Improving water up to community

Ali Timms
Ali Timms
The solution to improving water quality in Southland will only be found if the whole community accepts responsibility and every resident makes changes, Environment Southland chairwoman Ali Timms says.

The second and third parts of a State of the Environment report, focusing on Southland's waterways and the equivalent of a report card on the environment, were released yesterday.

The health of the region's freshwater resources had been a popular topic of conversation for some time, gaining publicity locally and nationally through the issues like those facing the Waituna Lagoon, Ms Timms says in the report's forword.

"The comprehensive report sets a baseline from which we can measure our performance in meeting the targets set in the regional water plan," she said.

"Those targets are to reduce the levels of nitrogen, phosphorus and faecal coliforms, and improve water clarity by at least 10% over the next 10 years."

People living in towns would have to improve the quality of the water going down their drains and farmers would have to accept the way they operated their business had a direct impact on the environment, she said.

The report said there was no doubt that it was the cumulative effects of intensification of land use, seen in the effects of NNN (nitrate-nitrite-nitrogen) increases, the rapid deterioration of the region's estuaries and loss of wetlands that required further action.

The pressures dairy farming had put on freshwater ecosystems in the region had increased markedly since 2001, particularly through effluent disposal and the expansion and intensification of dairying.

There were 838 consents to discharge dairy effluent over 785 farms across Southland as at June 2010.

Over the past three dairy seasons, the number of systems failing inspection has increased. There was a clear trend upwards in significant non-compliant grades, rising from 9.6% in 2007-08 to 14.6% in the 2009-10 dairy season.

At the end of 2009, there were 589,184 dairy cows in the region, compared with 114,378 in 1994.

The herds were farmed on just over 169,000ha. That land area had increased by more than 10,000ha since the 2008-09 season.

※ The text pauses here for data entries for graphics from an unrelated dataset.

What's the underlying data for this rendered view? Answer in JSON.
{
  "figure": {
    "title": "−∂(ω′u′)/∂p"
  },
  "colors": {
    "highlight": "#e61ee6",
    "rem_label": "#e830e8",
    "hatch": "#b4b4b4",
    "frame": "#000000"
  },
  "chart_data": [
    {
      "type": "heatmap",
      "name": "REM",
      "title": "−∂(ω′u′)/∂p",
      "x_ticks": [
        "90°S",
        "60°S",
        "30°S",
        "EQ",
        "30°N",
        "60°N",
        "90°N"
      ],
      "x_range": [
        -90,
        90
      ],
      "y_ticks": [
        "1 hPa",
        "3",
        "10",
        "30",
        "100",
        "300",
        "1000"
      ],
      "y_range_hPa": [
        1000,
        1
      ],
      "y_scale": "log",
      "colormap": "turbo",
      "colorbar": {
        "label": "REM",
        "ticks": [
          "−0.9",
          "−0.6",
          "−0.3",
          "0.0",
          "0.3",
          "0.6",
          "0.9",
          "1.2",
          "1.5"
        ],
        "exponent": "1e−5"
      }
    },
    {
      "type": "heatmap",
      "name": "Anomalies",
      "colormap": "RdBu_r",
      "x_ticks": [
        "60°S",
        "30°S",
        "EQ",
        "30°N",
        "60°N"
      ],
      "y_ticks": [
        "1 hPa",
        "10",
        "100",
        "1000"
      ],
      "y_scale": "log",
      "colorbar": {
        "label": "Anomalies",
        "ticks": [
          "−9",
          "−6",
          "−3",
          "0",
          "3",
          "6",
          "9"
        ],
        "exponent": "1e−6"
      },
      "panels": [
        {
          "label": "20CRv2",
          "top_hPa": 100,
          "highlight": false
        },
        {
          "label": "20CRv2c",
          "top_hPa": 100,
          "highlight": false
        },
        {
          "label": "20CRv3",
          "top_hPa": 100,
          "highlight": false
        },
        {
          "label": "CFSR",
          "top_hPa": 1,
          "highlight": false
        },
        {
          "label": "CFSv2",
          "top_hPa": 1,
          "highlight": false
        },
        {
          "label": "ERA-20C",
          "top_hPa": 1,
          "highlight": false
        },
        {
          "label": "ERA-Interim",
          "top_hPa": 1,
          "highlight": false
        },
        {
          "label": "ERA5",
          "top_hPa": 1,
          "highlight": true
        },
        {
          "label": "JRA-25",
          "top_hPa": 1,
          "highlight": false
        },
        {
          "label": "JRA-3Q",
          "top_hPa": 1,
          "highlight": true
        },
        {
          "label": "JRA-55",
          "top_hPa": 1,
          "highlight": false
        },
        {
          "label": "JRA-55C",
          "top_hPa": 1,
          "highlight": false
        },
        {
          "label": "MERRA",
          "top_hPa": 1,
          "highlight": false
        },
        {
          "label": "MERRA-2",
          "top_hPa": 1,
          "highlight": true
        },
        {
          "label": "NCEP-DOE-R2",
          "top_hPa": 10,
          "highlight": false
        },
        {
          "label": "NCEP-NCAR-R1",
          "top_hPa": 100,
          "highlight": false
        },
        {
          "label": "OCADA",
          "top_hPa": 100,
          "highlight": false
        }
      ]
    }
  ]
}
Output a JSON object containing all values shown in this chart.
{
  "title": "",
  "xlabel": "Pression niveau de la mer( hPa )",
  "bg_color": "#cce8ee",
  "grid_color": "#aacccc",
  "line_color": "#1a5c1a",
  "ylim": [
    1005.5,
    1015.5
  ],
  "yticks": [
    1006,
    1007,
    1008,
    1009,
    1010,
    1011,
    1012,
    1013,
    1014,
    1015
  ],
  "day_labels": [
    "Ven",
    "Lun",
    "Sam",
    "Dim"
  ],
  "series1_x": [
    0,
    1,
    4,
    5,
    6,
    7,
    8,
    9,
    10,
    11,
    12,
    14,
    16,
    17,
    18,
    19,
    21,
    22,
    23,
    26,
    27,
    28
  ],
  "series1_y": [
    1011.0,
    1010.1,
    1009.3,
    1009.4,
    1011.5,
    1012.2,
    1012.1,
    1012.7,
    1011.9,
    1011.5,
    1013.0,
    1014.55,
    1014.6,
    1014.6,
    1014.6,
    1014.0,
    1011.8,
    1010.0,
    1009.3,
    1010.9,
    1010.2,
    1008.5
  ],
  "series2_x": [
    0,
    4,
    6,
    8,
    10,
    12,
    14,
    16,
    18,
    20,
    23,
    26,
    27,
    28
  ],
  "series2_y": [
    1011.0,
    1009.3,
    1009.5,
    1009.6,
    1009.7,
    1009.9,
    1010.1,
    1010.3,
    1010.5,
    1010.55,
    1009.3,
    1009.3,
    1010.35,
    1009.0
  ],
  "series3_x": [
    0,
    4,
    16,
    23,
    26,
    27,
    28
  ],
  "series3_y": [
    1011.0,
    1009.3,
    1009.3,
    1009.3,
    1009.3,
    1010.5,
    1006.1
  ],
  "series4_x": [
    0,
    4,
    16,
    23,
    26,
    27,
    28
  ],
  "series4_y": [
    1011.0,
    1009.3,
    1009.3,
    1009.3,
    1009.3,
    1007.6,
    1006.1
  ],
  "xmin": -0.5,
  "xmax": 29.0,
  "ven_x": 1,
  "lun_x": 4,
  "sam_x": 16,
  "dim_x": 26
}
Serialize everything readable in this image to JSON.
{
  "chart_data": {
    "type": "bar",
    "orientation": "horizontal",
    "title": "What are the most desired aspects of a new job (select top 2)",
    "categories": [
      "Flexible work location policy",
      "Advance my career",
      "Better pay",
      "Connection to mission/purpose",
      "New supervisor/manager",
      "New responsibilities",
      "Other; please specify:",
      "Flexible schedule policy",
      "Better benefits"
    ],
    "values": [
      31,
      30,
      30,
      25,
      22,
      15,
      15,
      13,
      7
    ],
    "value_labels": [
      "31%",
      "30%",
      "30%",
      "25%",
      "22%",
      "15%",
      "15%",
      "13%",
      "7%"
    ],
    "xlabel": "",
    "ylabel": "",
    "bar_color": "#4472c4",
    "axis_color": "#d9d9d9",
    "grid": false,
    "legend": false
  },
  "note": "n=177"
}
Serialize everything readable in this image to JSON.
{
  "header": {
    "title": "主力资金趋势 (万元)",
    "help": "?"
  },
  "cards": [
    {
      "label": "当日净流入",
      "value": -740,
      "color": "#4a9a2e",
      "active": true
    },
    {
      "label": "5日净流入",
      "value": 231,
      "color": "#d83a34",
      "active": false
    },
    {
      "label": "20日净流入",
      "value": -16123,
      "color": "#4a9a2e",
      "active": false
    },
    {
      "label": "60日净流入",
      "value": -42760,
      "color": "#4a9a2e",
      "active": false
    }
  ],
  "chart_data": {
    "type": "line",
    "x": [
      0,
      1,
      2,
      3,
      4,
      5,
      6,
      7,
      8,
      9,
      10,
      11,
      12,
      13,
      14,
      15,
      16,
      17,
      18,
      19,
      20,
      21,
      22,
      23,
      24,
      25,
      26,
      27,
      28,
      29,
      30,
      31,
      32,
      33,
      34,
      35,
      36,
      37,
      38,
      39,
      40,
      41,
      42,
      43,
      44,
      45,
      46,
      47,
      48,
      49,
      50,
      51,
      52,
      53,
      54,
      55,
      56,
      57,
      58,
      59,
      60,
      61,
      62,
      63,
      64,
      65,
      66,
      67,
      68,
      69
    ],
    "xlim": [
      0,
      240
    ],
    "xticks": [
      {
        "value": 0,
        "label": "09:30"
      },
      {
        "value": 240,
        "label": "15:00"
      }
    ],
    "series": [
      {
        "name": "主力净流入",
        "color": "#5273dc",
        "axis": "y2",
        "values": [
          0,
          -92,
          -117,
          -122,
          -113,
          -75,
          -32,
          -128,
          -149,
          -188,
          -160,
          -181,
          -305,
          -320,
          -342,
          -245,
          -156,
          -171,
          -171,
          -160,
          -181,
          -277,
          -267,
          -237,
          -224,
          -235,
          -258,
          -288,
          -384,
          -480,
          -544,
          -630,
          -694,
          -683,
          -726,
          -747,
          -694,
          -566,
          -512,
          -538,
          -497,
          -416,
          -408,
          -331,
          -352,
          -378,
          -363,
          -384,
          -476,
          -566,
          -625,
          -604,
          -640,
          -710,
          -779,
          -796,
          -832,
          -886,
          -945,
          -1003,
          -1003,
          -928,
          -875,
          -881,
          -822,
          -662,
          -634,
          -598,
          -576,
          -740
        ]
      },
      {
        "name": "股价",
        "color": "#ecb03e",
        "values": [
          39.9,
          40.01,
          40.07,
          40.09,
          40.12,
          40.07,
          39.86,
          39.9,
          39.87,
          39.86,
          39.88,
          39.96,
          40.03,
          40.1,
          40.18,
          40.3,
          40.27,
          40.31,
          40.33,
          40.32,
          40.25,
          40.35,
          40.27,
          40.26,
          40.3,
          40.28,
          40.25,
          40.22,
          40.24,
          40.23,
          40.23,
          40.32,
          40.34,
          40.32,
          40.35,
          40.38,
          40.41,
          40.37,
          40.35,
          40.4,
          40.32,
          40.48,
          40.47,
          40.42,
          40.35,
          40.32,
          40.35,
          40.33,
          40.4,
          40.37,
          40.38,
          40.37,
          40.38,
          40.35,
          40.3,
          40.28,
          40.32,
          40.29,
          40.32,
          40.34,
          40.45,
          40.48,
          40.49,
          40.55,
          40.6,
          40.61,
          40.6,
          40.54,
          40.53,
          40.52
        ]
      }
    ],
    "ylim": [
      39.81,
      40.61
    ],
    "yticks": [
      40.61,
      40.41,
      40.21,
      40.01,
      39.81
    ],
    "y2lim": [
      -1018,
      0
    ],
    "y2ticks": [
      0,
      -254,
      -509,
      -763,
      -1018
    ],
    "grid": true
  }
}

DairyNZ water quality specialist Shirley Hayward said the report was overly negative and ignored the fact Southland had "great" freshwater systems and healthy biological communities. She warned some figures used in the report painted an unnecessarily negative picture.

"It could be easy to misread the report and come out with a poor picture of Southland's freshwater systems," she said.

"This picture doesn't match either the individual water quality parameter rankings nor does it match the results of biological monitoring.

Periphyton, fish and macroinverbrate show the majority of those communities are in good to fair condition and there hasn't been any recent changes."